According to Trend Micro, the cyber criminal gang is leveraging CVE-2024-21412 as part of a wider attack chain in order to bypass SmartScreen and deliver a remote access trojan (RAT) called DarkMe, likely as a precursor to future attacks, possibly involving ransomware.
“CVE-2024-21412 represents a critical vulnerability characterised by sophisticated exploitation of the Microsoft Defender SmartScreen through a zero-day flaw,” explained Saeed Abbasi, product manager for vulnerability research at the Qualys Threat Research Unit.
“This vulnerability is exploited via a specially crafted file delivered through phishing tactics, which cleverly manipulates internet shortcuts and WebDAV components to bypass the displayed security checks.
“The exploitation requires user interaction, attackers must convince the targeted user to open a malicious file, highlighting the importance of user awareness alongside technical defences. The impact of this vulnerability is profound, compromising security and undermining trust in protective mechanisms like SmartScreen,” said Abbasi.
The second zero-day, tracked as CVE-2024-21351, is remarkably similar to the first in that ultimately, it impacts the SmartScreen service.
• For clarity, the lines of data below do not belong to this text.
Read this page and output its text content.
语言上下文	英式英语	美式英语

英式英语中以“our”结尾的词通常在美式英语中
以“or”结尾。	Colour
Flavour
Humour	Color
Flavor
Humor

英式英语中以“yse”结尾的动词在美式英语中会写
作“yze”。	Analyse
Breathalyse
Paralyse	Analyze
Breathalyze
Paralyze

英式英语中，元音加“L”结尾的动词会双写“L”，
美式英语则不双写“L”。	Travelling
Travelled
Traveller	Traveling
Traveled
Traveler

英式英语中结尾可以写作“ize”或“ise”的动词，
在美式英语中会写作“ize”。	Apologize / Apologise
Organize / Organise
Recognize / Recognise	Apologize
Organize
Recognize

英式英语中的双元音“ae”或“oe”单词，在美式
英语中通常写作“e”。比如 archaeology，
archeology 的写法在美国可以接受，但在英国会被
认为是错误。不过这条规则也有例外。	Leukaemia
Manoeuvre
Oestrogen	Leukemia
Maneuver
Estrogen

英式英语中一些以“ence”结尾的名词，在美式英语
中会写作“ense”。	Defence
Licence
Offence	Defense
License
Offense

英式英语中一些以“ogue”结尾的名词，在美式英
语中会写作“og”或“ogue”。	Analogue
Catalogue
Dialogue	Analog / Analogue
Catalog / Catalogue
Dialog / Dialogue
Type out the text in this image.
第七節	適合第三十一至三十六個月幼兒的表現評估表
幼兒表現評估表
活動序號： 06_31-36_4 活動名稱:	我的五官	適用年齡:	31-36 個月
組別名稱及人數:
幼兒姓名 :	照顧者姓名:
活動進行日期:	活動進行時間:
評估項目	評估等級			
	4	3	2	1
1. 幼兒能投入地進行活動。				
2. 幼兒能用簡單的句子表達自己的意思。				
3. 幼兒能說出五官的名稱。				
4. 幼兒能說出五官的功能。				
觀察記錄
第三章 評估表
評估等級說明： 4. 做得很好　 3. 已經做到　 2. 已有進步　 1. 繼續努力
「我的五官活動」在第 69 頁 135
In this case, however, it enables an attacker to get around the checks that it conducts for the so-called Mark-of-the-Web (MotW) that indicates whether a file can be trusted or not, and execute their own code.
“This bypass can occur with minimal user interaction, requiring only that a user opens a malicious file,” said Abbasi. “The impact of this exploit includes potential unauthorised access to data (some loss of confidentiality), severe manipulation or corruption of data (total loss of integrity), and partial disruption of system operations (some loss of availability).
“The significance of this vulnerability lies in its ability to undermine a crucial security defence against malware and phishing attacks, emphasising the urgency for users to update their systems to mitigate the risk.”
Critical vulns
The five critical vulnerabilities this month are, in CVE number order:
- CVE-2024-20684, a denial of service (DoS) vulnerability in Windows Hyper-V;
- CVE-2024-21357, a remote code execution (RCE) vulnerability in Windows Pragmatic General Multicast (PGM);
- CVE-2024-21380, an information disclosure vulnerability in Microsoft Dynamics Business Central/NAV;
- CVE-2024-21410, an elevation of privilege (EoP) vulnerability in Microsoft Exchange Server;
- CVE-2024-21413, an RCE vulnerability in Microsoft Office.
Assessing this month’s critical vulnerabilities, security experts zoomed in on CVE-2024-21410 in Microsoft Exchange in particular. Kev Breen, senior director of threat research at Immersive Labs, said that it should be high on the list because while it is not marked as being actively exploited, it is much more likely to be exploited.
“This specific vulnerability is known as an NTLM relay or pass-the-hash attack and this style of attack is a favourite for threat actors as it allows them to impersonate users in the network,” he said.
“The way this vulnerability works is that if an attacker is able to collect your NTLM hash, they effectively have the encoded version of your password and can log in to the Exchange Server as you. Microsoft specifically calls out past vulnerabilities like the Outlook zero click exploit CVE-2023-35636 as one method attackers can gain access to this NTLM hash.”
“Financially motivated attackers will be quick to try and weaponise this as it allows for more convincing business email compromise attacks where they can intercept, read and send legitimate email on behalf of employees, for example, from the CEO or CFO,” he said.
Mike Walters, president and co-founder of Action1, drew attention to CVE-2024-21412 in Outlook, which carries a very high severity rating of 9.8 on the CVSS scale.
“Characterised by its network-based attack vector, the vulnerability requires no special privileges or user interaction for exploitation and could significantly impact confidentiality, integrity, and availability,” he said.
An attacker can exploit this vulnerability via the preview pane in Outlook, allowing them to circumvent Office Protected View and force files to open in edit mode, rather than in the safer protected mode,” said Walters.
Walters said that the threat posed by this vulnerability was substantial, possibly enabling an attacker to elevate their privileges and gain the ability to read, write and delete data. Added to this concern, it could also allow them to craft malicious links to bypass Protected View Protocol, leading to the exposure of local NTLM credentials and possibly facilitating remote code execution. As such, it should be treated as a priority.